What is remarkable is where the last three summaries come. They do not come where we would expect, and understanding why they come where they do leads to startling insights. Luke does not divide Paul’s mission into 3 journeys, but into three advances. The first summary comes after Paul has returned from his first journey, decided the Judaizer issue with the Jerusalem council, carried that decision to Antioch and the churches of Syria and Cilicia, and revisited all the churches he had planted in Phrygia and Galatia. Then comes the summary.
At this point, he is at the front of the gospel's advance. This front then becomes the new staging area for the next thrust into Macedonia and Asia. The next summary comes after Paul has started churches throughout Macedonia, Achaia, and Asia, returned to Antioch, Syria, revisited the churches of Phrygia and Galatia, and returned to Ephesus. Once again the new front of the gospel becomes the new staging area for the next advance into Rome and Italy.
What Luke is describing is a virtual military strategy in which the gospel advances to new fronts and these then become the staging points for each succeeding advance. He does not seem to see the “home church-mission field” concept. Nor does he see the “sending church” as we do. I do not believe Antioch ever sent Paul and Barnabas in the sense we think of it, nor that Paul reported back to Jerusalem and Antioch because they were sending churches.
What does Luke see? He sees the whole world full of peoples as both “mission field” and “staging area” as the gospel advances. He seems totally blind to ethnocentricity. To him the whole world is the mission field initially. The gospel naturally advances with power into new territory. The new territory then becomes the new front and new staging area for the next advance. This process is repeated over and over and provides an ever enlarging team for further advance into the world. And where did Luke learn this? >From Paul.

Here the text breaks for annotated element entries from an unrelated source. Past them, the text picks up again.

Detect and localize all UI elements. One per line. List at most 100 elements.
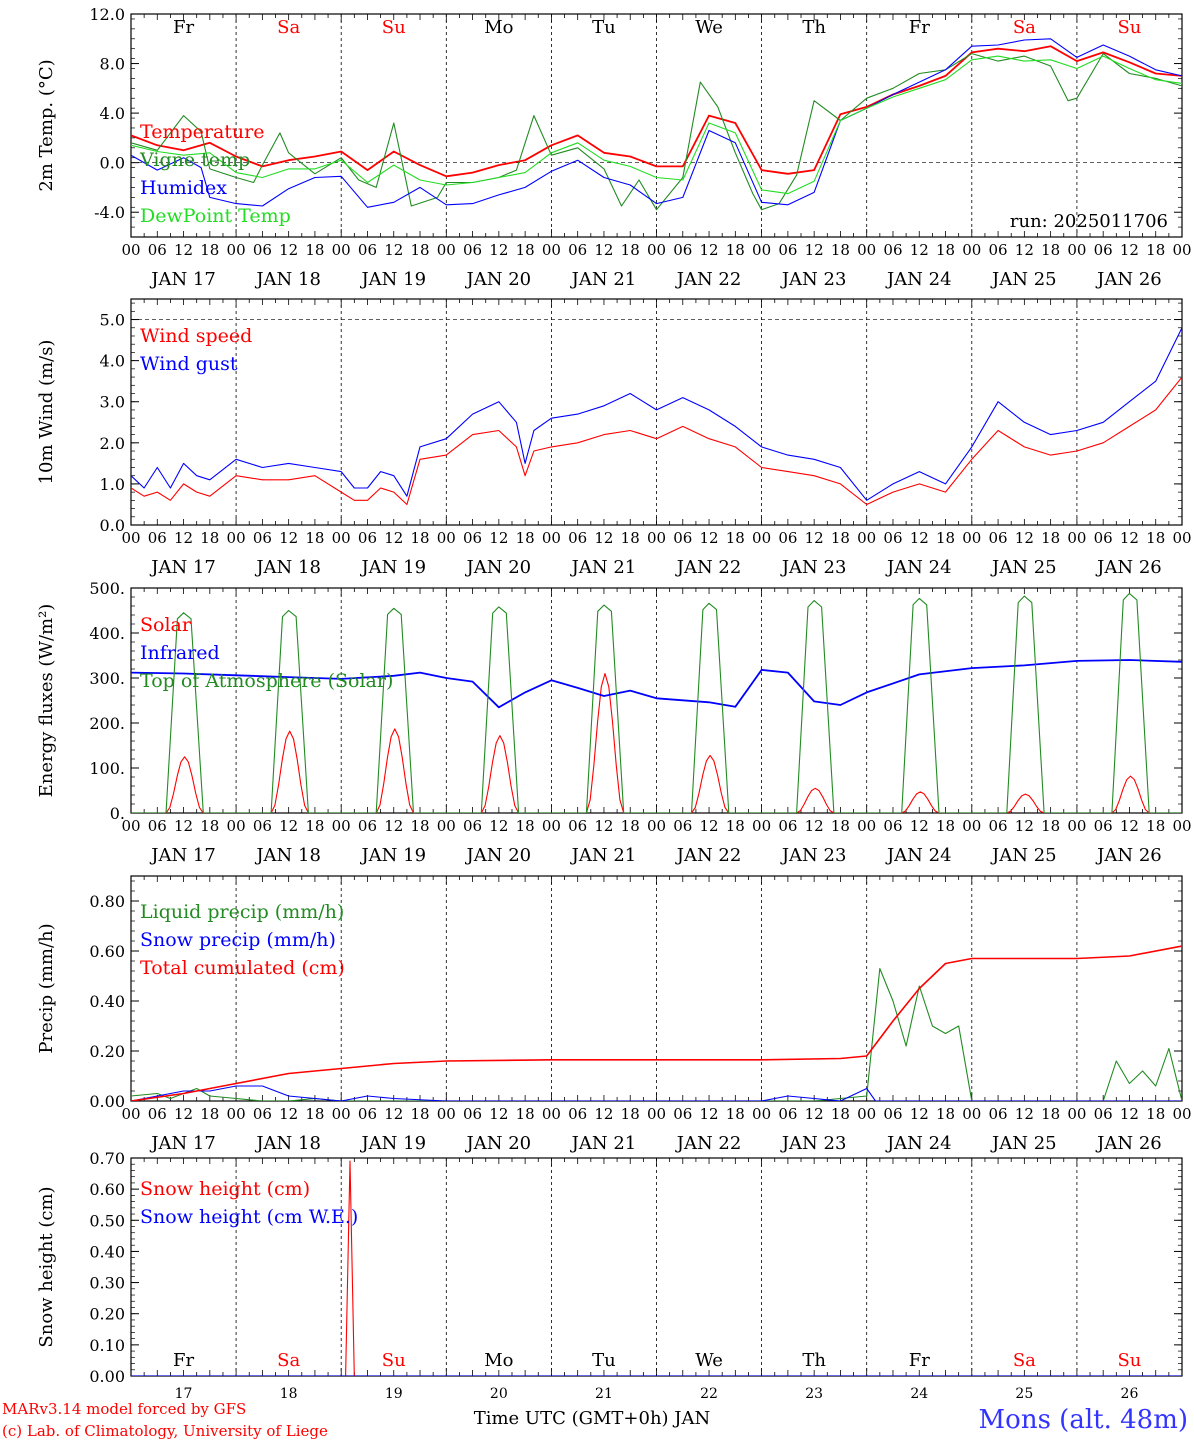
- hour-tick-label: 06: [1094, 817, 1113, 835]
- hour-tick-label: 00: [121, 1105, 140, 1123]
- y-tick-label: 5.0: [100, 311, 125, 330]
- hour-tick-label: 06: [673, 1105, 692, 1123]
- hour-tick-label: 18: [200, 817, 219, 835]
- hour-tick-label: 00: [752, 241, 771, 259]
- hour-tick-label: 06: [568, 241, 587, 259]
- series-group: [131, 38, 1182, 211]
- day-number-label: 18: [280, 1386, 298, 1402]
- day-of-week-label: Fr: [173, 17, 194, 38]
- hour-tick-label: 00: [647, 817, 666, 835]
- y-tick-label: 0.80: [89, 892, 125, 911]
- y-tick-label: 4.0: [100, 352, 125, 371]
- hour-tick-label: 18: [831, 817, 850, 835]
- hour-tick-label: 18: [1041, 241, 1060, 259]
- date-label: JAN 26: [1095, 557, 1162, 578]
- series-line-top-of-atmosphere-solar-: [131, 592, 1182, 813]
- hour-tick-label: 12: [594, 529, 613, 547]
- y-axis-label: Precip (mm/h): [36, 923, 57, 1053]
- legend-entry: Solar: [140, 614, 192, 636]
- day-of-week-label: Su: [382, 1350, 406, 1371]
- hour-tick-label: 18: [410, 529, 429, 547]
- hour-tick-label: 18: [516, 241, 535, 259]
- hour-tick-label: 06: [989, 241, 1008, 259]
- y-axis-label: 10m Wind (m/s): [36, 340, 57, 485]
- hour-tick-label: 06: [1094, 1105, 1113, 1123]
- hour-tick-label: 12: [174, 529, 193, 547]
- hour-tick-label: 00: [962, 241, 981, 259]
- hour-tick-label: 12: [384, 241, 403, 259]
- hour-tick-label: 00: [962, 1105, 981, 1123]
- legend-entry: Humidex: [140, 177, 227, 199]
- hour-tick-label: 06: [358, 529, 377, 547]
- hour-tick-label: 18: [516, 1105, 535, 1123]
- day-of-week-label: We: [695, 17, 723, 38]
- date-label: JAN 26: [1095, 269, 1162, 290]
- date-label: JAN 17: [149, 845, 216, 866]
- hour-tick-label: 12: [910, 1105, 929, 1123]
- hour-tick-label: 00: [227, 529, 246, 547]
- panel-precipitation: 0.00 0.20 0.40 0.60 0.80 Precip (mm/h) 00 06 12 1…: [36, 875, 1192, 1154]
- hour-tick-label: 12: [489, 241, 508, 259]
- day-number-label: 26: [1121, 1386, 1139, 1402]
- day-of-week-label: We: [695, 1350, 723, 1371]
- legend-entry: Snow precip (mm/h): [140, 929, 336, 951]
- date-label: JAN 21: [570, 845, 637, 866]
- hour-tick-label: 06: [989, 529, 1008, 547]
- day-of-week-label: Fr: [909, 1350, 930, 1371]
- hour-tick-label: 00: [437, 241, 456, 259]
- hour-tick-label: 06: [778, 817, 797, 835]
- panel-snow-height: 0.00 0.10 0.20 0.30 0.40 0.50 0.60 0.70 Snow hei…: [36, 1149, 1183, 1402]
- hour-tick-label: 06: [148, 817, 167, 835]
- series-line-total-cumulated-cm-: [131, 945, 1182, 1101]
- date-label: JAN 18: [254, 557, 321, 578]
- hour-tick-label: 06: [673, 241, 692, 259]
- hour-tick-label: 00: [857, 817, 876, 835]
- day-of-week-label: Fr: [909, 17, 930, 38]
- date-label: JAN 23: [780, 1133, 847, 1154]
- day-number-label: 21: [595, 1386, 613, 1402]
- legend-entry: Total cumulated (cm): [140, 957, 345, 979]
- date-label: JAN 21: [570, 1133, 637, 1154]
- legend-entry: DewPoint Temp: [140, 205, 291, 227]
- legend-entry: Liquid precip (mm/h): [140, 901, 344, 923]
- hour-tick-label: 12: [279, 817, 298, 835]
- hour-tick-label: 12: [1120, 241, 1139, 259]
- hour-tick-label: 18: [1146, 817, 1165, 835]
- date-label: JAN 20: [465, 557, 532, 578]
- hour-tick-label: 00: [332, 817, 351, 835]
- day-of-week-label: Sa: [1013, 1350, 1036, 1371]
- hour-tick-label: 18: [726, 1105, 745, 1123]
- hour-tick-label: 12: [489, 817, 508, 835]
- day-of-week-label: Fr: [173, 1350, 194, 1371]
- hour-tick-label: 18: [1146, 241, 1165, 259]
- date-label: JAN 17: [149, 557, 216, 578]
- series-line-infrared: [131, 659, 1182, 709]
- hour-tick-label: 18: [410, 1105, 429, 1123]
- legend-entry: Wind speed: [140, 325, 252, 347]
- hour-tick-label: 06: [358, 817, 377, 835]
- y-tick-label: 3.0: [100, 393, 125, 412]
- day-of-week-label: Su: [1117, 1350, 1141, 1371]
- day-of-week-label: Th: [802, 1350, 826, 1371]
- series-line-liquid-precip-mm-h-: [131, 967, 1182, 1101]
- hour-tick-label: 00: [647, 241, 666, 259]
- date-label: JAN 20: [465, 269, 532, 290]
- date-label: JAN 26: [1095, 1133, 1162, 1154]
- hour-tick-label: 00: [542, 529, 561, 547]
- hour-tick-label: 18: [831, 1105, 850, 1123]
- hour-tick-label: 00: [1067, 1105, 1086, 1123]
- y-tick-label: 0.20: [89, 1305, 125, 1324]
- y-tick-label: -4.0: [94, 203, 125, 222]
- hour-tick-label: 18: [1041, 529, 1060, 547]
- date-label: JAN 22: [675, 557, 742, 578]
- hour-tick-label: 06: [778, 1105, 797, 1123]
- hour-tick-label: 12: [279, 241, 298, 259]
- date-label: JAN 21: [570, 557, 637, 578]
- hour-tick-label: 18: [200, 529, 219, 547]
- hour-tick-label: 12: [384, 1105, 403, 1123]
- hour-tick-label: 12: [384, 529, 403, 547]
- y-tick-label: 200.: [89, 714, 125, 733]
- y-tick-label: 4.0: [100, 104, 125, 123]
- legend-entry: Wind gust: [140, 353, 238, 375]
- hour-tick-label: 06: [568, 529, 587, 547]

Finally Acts ends with a wonderful, non-concluding summary comment that the gospel is going forward unhindered. What Luke is saying is, "Et cetera, et cetera, et cetera." The story of Acts is continuing in like manner to the end of history which means that Acts is normative for missions till Christ returns.

So let us return the entire Great Commission to the laity. Let us send them to unreached peoples as full partners to vocational mission workers. In fact, why don’t we give the job back to all Christians and become the equippers who empower them for ministry? Is that not what we were meant to be? Why not make lay missions central to missions today!

The world is crying out for the deployment of effective, missions-committed lay people who can help them in all areas, demonstrate the power of the gospel, and reconcile them to the King of kings and Savior of the world. Let us mobilize the tens of thousands of committed Christian professionals they need.